San Antonio wins this on the math and within the context of the series. The math first: According to Synergy Sports, Barnes averaged just 0.74 points per possession (PPP) and shot just 34.7 percent in isolation this season, compared to 1.36 PPP off cuts, 1.01 PPP in spot-up situations and 1.22 PPP in transition. Barnes’ athletic tools and smooth shooting stroke make him the ideal third scoring option in a pass-happy lineup, where he can move without the ball, settle in and take advantage of dead spots within an opponent’s defensive framework, and finish above the rim in transition. Asking him to methodically back down any defender, even Parker, is asking him to do something outside his demonstrated skill set and well outside what the Warriors would consider good offense from a numbers perspective.

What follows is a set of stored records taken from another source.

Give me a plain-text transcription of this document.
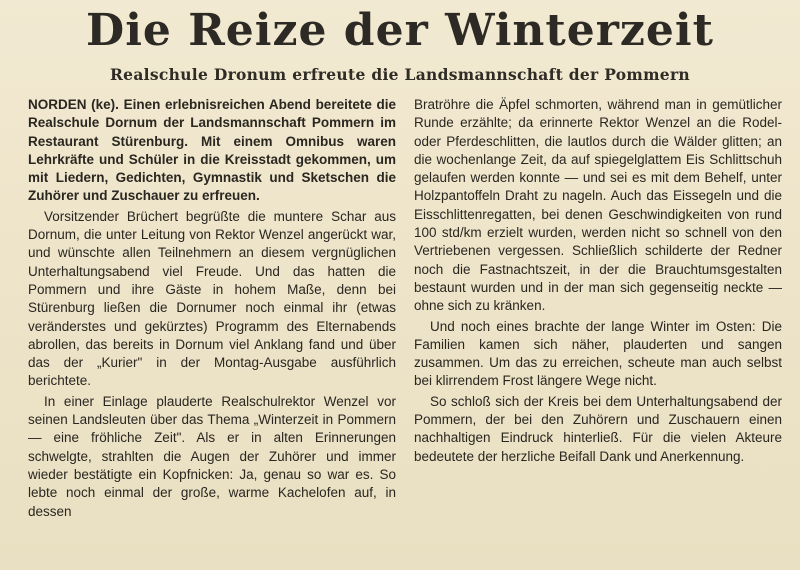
Die Reize der Winterzeit
Realschule Dronum erfreute die Landsmannschaft der Pommern

NORDEN (ke). Einen erlebnisreichen Abend bereitete die Realschule Dornum der Landsmannschaft Pommern im Restaurant Stürenburg. Mit einem Omnibus waren Lehrkräfte und Schüler in die Kreisstadt gekommen, um mit Liedern, Gedichten, Gymnastik und Sketschen die Zuhörer und Zuschauer zu erfreuen.

Vorsitzender Brüchert begrüßte die muntere Schar aus Dornum, die unter Leitung von Rektor Wenzel angerückt war, und wünschte allen Teilnehmern an diesem vergnüglichen Unterhaltungsabend viel Freude. Und das hatten die Pommern und ihre Gäste in hohem Maße, denn bei Stürenburg ließen die Dornumer noch einmal ihr (etwas veränderstes und gekürztes) Programm des Elternabends abrollen, das bereits in Dornum viel Anklang fand und über das der „Kurier" in der Montag-Ausgabe ausführlich berichtete.

In einer Einlage plauderte Realschulrektor Wenzel vor seinen Landsleuten über das Thema „Winterzeit in Pommern — eine fröhliche Zeit". Als er in alten Erinnerungen schwelgte, strahlten die Augen der Zuhörer und immer wieder bestätigte ein Kopfnicken: Ja, genau so war es. So lebte noch einmal der große, warme Kachelofen auf, in dessen

Bratröhre die Äpfel schmorten, während man in gemütlicher Runde erzählte; da erinnerte Rektor Wenzel an die Rodel- oder Pferdeschlitten, die lautlos durch die Wälder glitten; an die wochenlange Zeit, da auf spiegelglattem Eis Schlittschuh gelaufen werden konnte — und sei es mit dem Behelf, unter Holzpantoffeln Draht zu nageln. Auch das Eissegeln und die Eisschlittenregatten, bei denen Geschwindigkeiten von rund 100 std/km erzielt wurden, werden nicht so schnell von den Vertriebenen vergessen. Schließlich schilderte der Redner noch die Fastnachtszeit, in der die Brauchtumsgestalten bestaunt wurden und in der man sich gegenseitig neckte — ohne sich zu kränken.

Und noch eines brachte der lange Winter im Osten: Die Familien kamen sich näher, plauderten und sangen zusammen. Um das zu erreichen, scheute man auch selbst bei klirrendem Frost längere Wege nicht.

So schloß sich der Kreis bei dem Unterhaltungsabend der Pommern, der bei den Zuhörern und Zuschauern einen nachhaltigen Eindruck hinterließ. Für die vielen Akteure bedeutete der herzliche Beifall Dank und Anerkennung.
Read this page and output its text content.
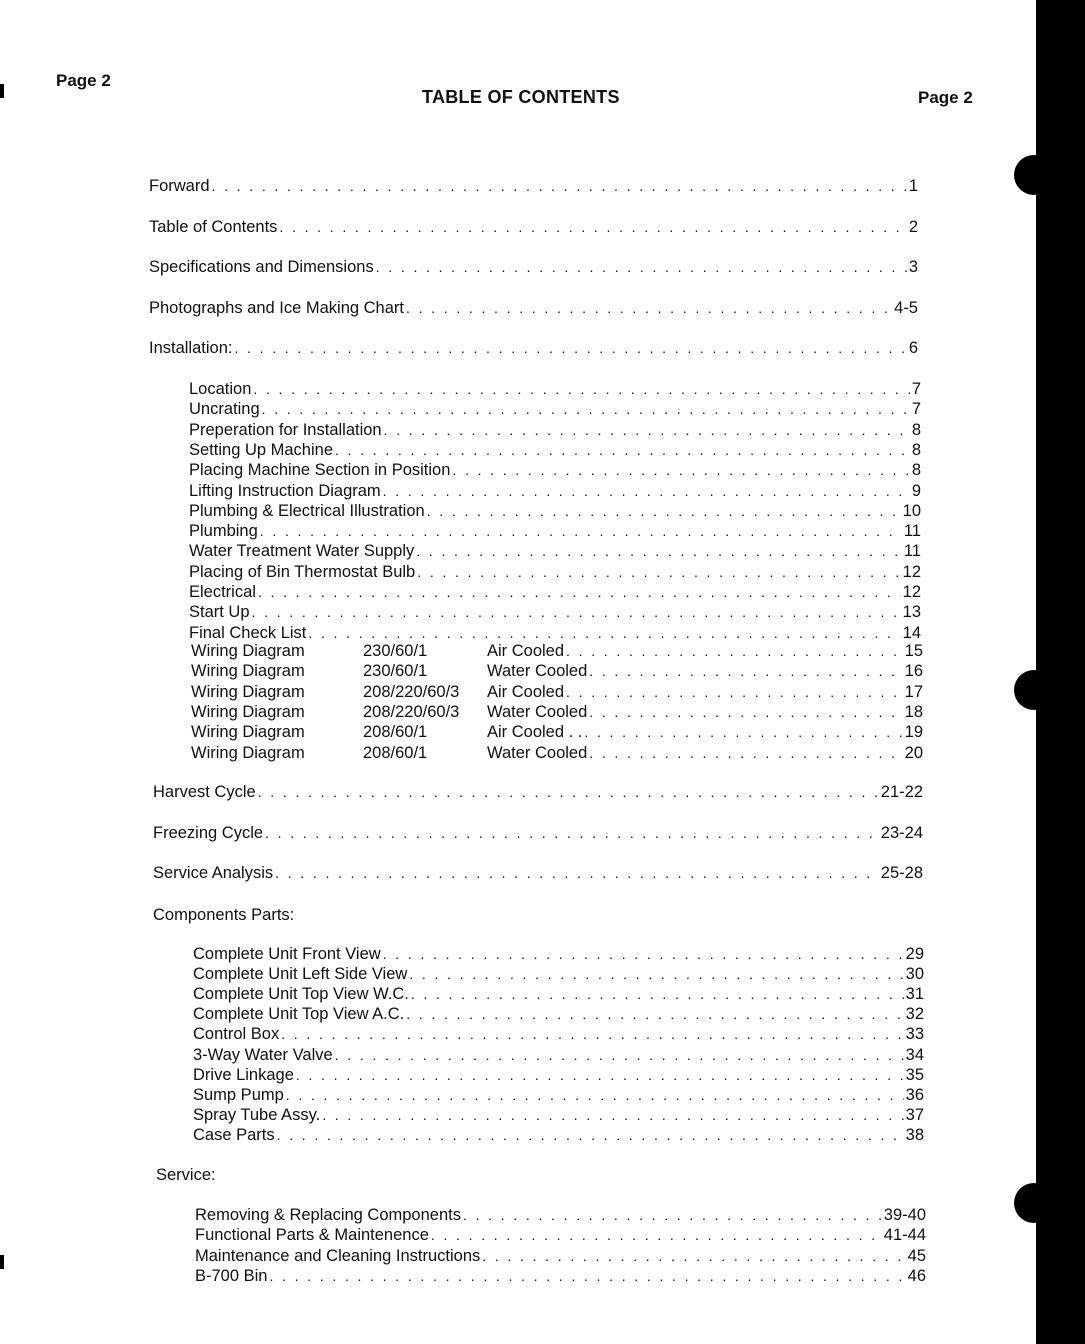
Page 2
TABLE OF CONTENTS	Page 2
Forward . . .	1
Table of Contents . . .	2
Specifications and Dimensions . . .	3
Photographs and Ice Making Chart . . .	4-5
Installation: . . .	6
Location . . .	7
Uncrating . . .	7
Preperation for Installation . . .	8
Setting Up Machine . . .	8
Placing Machine Section in Position . . .	8
Lifting Instruction Diagram . . .	9
Plumbing & Electrical Illustration . . .	10
Plumbing . . .	11
Water Treatment Water Supply . . .	11
Placing of Bin Thermostat Bulb . . .	12
Electrical . . .	12
Start Up . . .	13
Final Check List . . .	14
Wiring Diagram	230/60/1	Air Cooled . . .	15
Wiring Diagram	230/60/1	Water Cooled . . .	16
Wiring Diagram	208/220/60/3	Air Cooled . . .	17
Wiring Diagram	208/220/60/3	Water Cooled . . .	18
Wiring Diagram	208/60/1	Air Cooled . . . . .	19
Wiring Diagram	208/60/1	Water Cooled . . .	20
Harvest Cycle . . .	21-22
Freezing Cycle . . .	23-24
Service Analysis . . .	25-28
Components Parts:
Complete Unit Front View . . .	29
Complete Unit Left Side View . . .	30
Complete Unit Top View W.C. . . .	31
Complete Unit Top View A.C. . . .	32
Control Box . . .	33
3-Way Water Valve . . .	34
Drive Linkage . . .	35
Sump Pump . . .	36
Spray Tube Assy. . . .	37
Case Parts . . .	38
Service:
Removing & Replacing Components . . .	39-40
Functional Parts & Maintenence . . .	41-44
Maintenance and Cleaning Instructions . . .	45
B-700 Bin . . .	46
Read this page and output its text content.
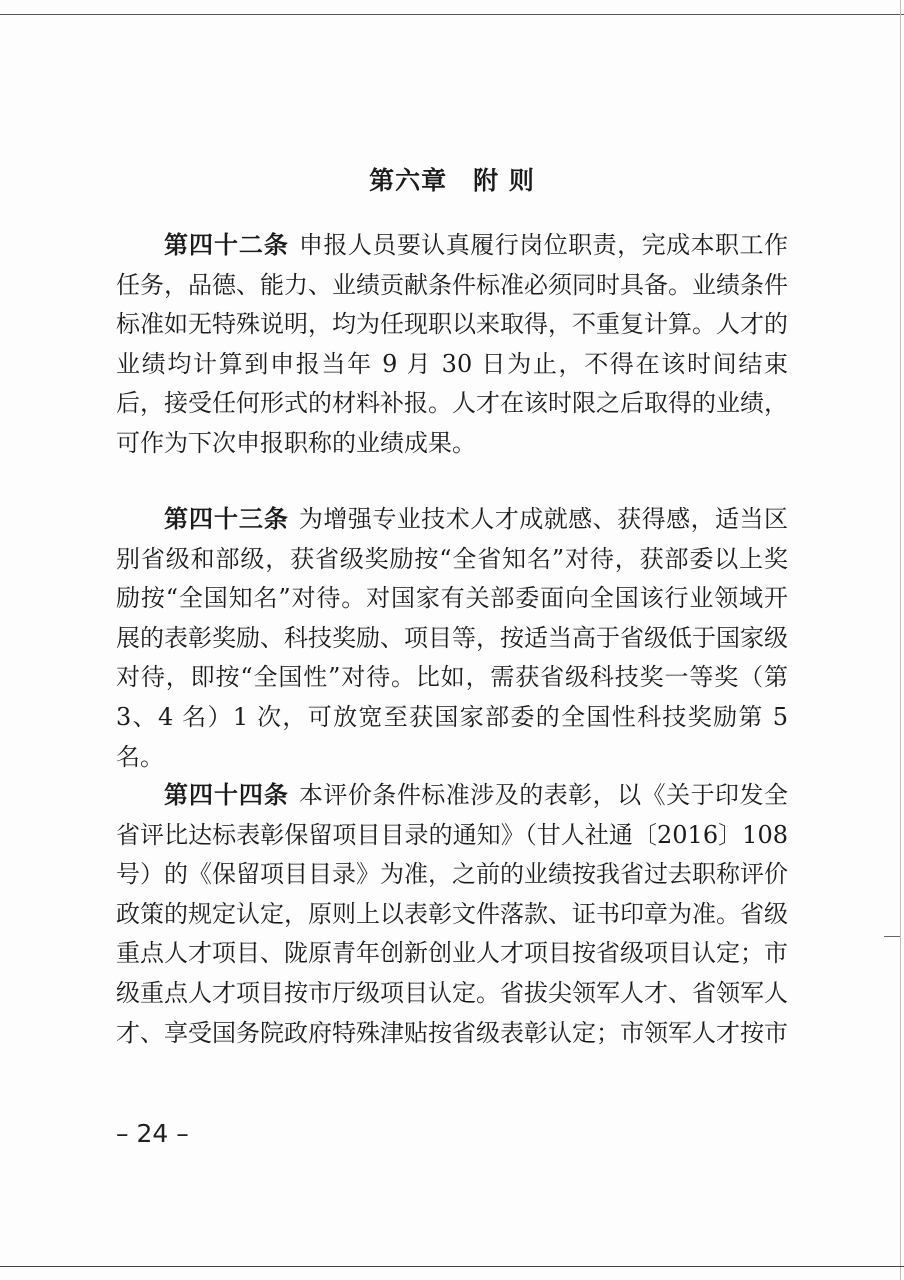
第六章　附 则

第四十二条 申报人员要认真履行岗位职责，完成本职工作任务，品德、能力、业绩贡献条件标准必须同时具备。业绩条件标准如无特殊说明，均为任现职以来取得，不重复计算。人才的业绩均计算到申报当年 9 月 30 日为止，不得在该时间结束后，接受任何形式的材料补报。人才在该时限之后取得的业绩，可作为下次申报职称的业绩成果。

第四十三条 为增强专业技术人才成就感、获得感，适当区别省级和部级，获省级奖励按“全省知名”对待，获部委以上奖励按“全国知名”对待。对国家有关部委面向全国该行业领域开展的表彰奖励、科技奖励、项目等，按适当高于省级低于国家级对待，即按“全国性”对待。比如，需获省级科技奖一等奖（第 3、4 名）1 次，可放宽至获国家部委的全国性科技奖励第 5 名。

第四十四条 本评价条件标准涉及的表彰，以《关于印发全省评比达标表彰保留项目目录的通知》（甘人社通〔2016〕108 号）的《保留项目目录》为准，之前的业绩按我省过去职称评价政策的规定认定，原则上以表彰文件落款、证书印章为准。省级重点人才项目、陇原青年创新创业人才项目按省级项目认定；市级重点人才项目按市厅级项目认定。省拔尖领军人才、省领军人才、享受国务院政府特殊津贴按省级表彰认定；市领军人才按市

– 24 –
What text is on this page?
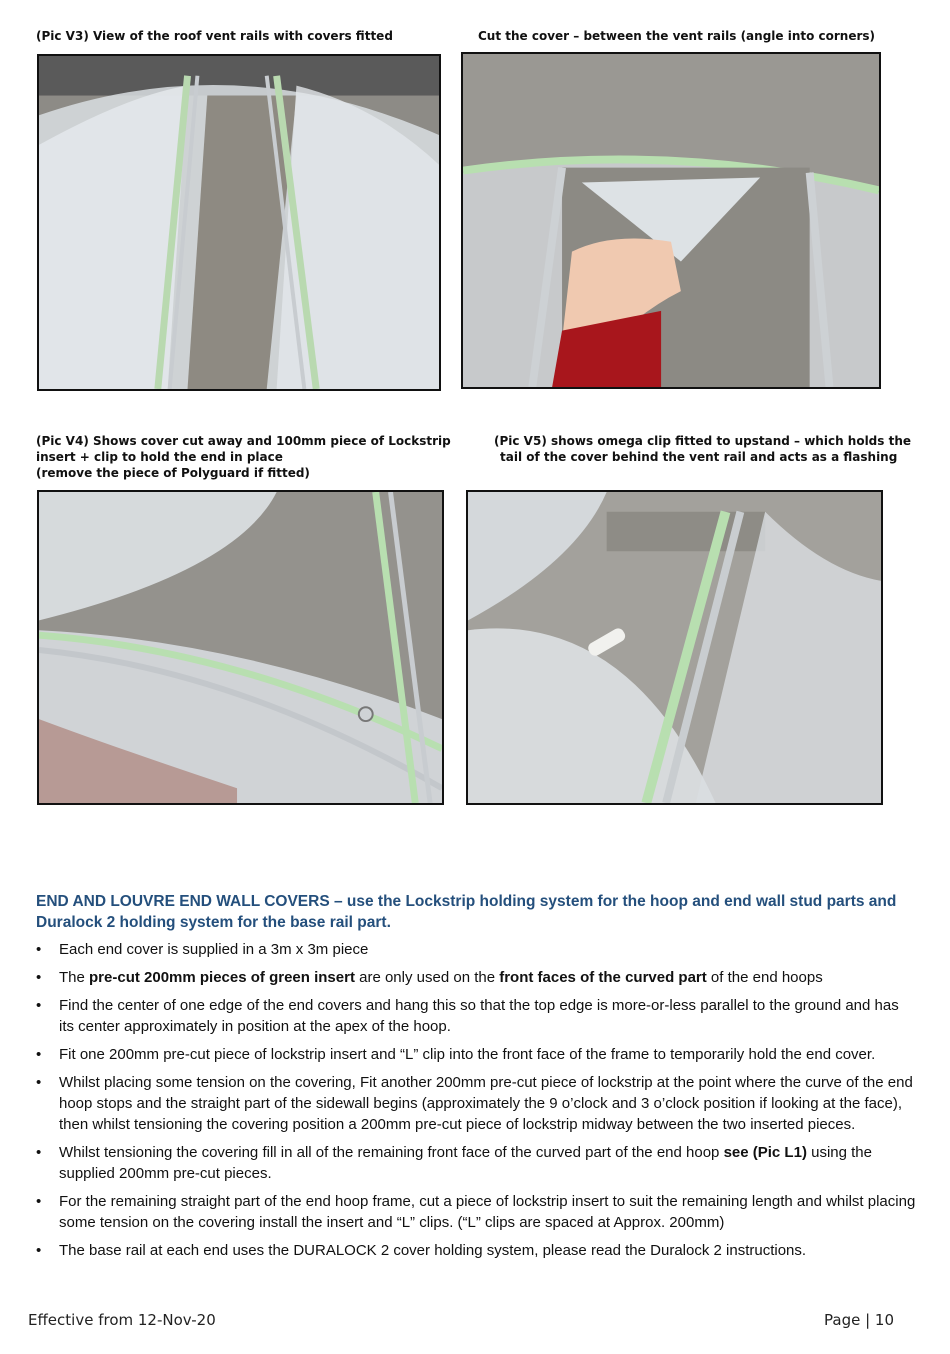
(Pic V3) View of the roof vent rails with covers fitted	Cut the cover – between the vent rails (angle into corners)
(Pic V4) Shows cover cut away and 100mm piece of Lockstrip
insert + clip to hold the end in place
(remove the piece of Polyguard if fitted)
(Pic V5) shows omega clip fitted to upstand – which holds the
tail of the cover behind the vent rail and acts as a flashing
END AND LOUVRE END WALL COVERS – use the Lockstrip holding system for the hoop and end wall stud parts and Duralock 2 holding system for the base rail part.
• Each end cover is supplied in a 3m x 3m piece
• The pre-cut 200mm pieces of green insert are only used on the front faces of the curved part of the end hoops
• Find the center of one edge of the end covers and hang this so that the top edge is more-or-less parallel to the ground and has its center approximately in position at the apex of the hoop.
• Fit one 200mm pre-cut piece of lockstrip insert and “L” clip into the front face of the frame to temporarily hold the end cover.
• Whilst placing some tension on the covering, Fit another 200mm pre-cut piece of lockstrip at the point where the curve of the end hoop stops and the straight part of the sidewall begins (approximately the 9 o’clock and 3 o’clock position if looking at the face), then whilst tensioning the covering position a 200mm pre-cut piece of lockstrip midway between the two inserted pieces.
• Whilst tensioning the covering fill in all of the remaining front face of the curved part of the end hoop see (Pic L1) using the supplied 200mm pre-cut pieces.
• For the remaining straight part of the end hoop frame, cut a piece of lockstrip insert to suit the remaining length and whilst placing some tension on the covering install the insert and “L” clips. (“L” clips are spaced at Approx. 200mm)
• The base rail at each end uses the DURALOCK 2 cover holding system, please read the Duralock 2 instructions.
Effective from 12-Nov-20	Page | 10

The pound-it-into-the-post approach noticeably slows the pace, too, and inhibits the ball movement that makes the Golden State attack so deadly. Barnes played well in Game 5, scoring 25 points on 18 shots and committing just one turnover, and this loss was clearly not his fault. But his game — at least at this point in his young, promising career — is not built to bear this type of burden under these circumstances. Credit Barnes’ fearlessness and maturity, just don’t expect him to deliver two straight must-wins in this manner.
• Curry’s ankle. Curry tweaked his left ankle in the fourth quarter of Game 3 and he didn’t seem to move with total confidence and fluidity in Game 5.
He played 35 minutes, his fewest of the series, and sat out the final four minutes when Jackson uncharacteristically waved the white flag.
“It was just being smart,” the Warriors coach said of his decision to end Curry’s night with the Warriors down 18 points. “I didn’t want to see him get hurt. Obviously he wasn’t 100 percent.”
Jackson clarified that Curry wasn’t “injured” and told reporters that he expected both Curry and Bogut, who also tweaked his ankle and played just 20 minutes, would be available for Game 6 on Thursday in Oakland.
“We’ll be fine,” he said. “We’re excited about Game 6. I believe those guys have a lot left in them.”
Jackson always sounds confident, and this was no exception, but Game 5′s action revealed plenty of cause for concern.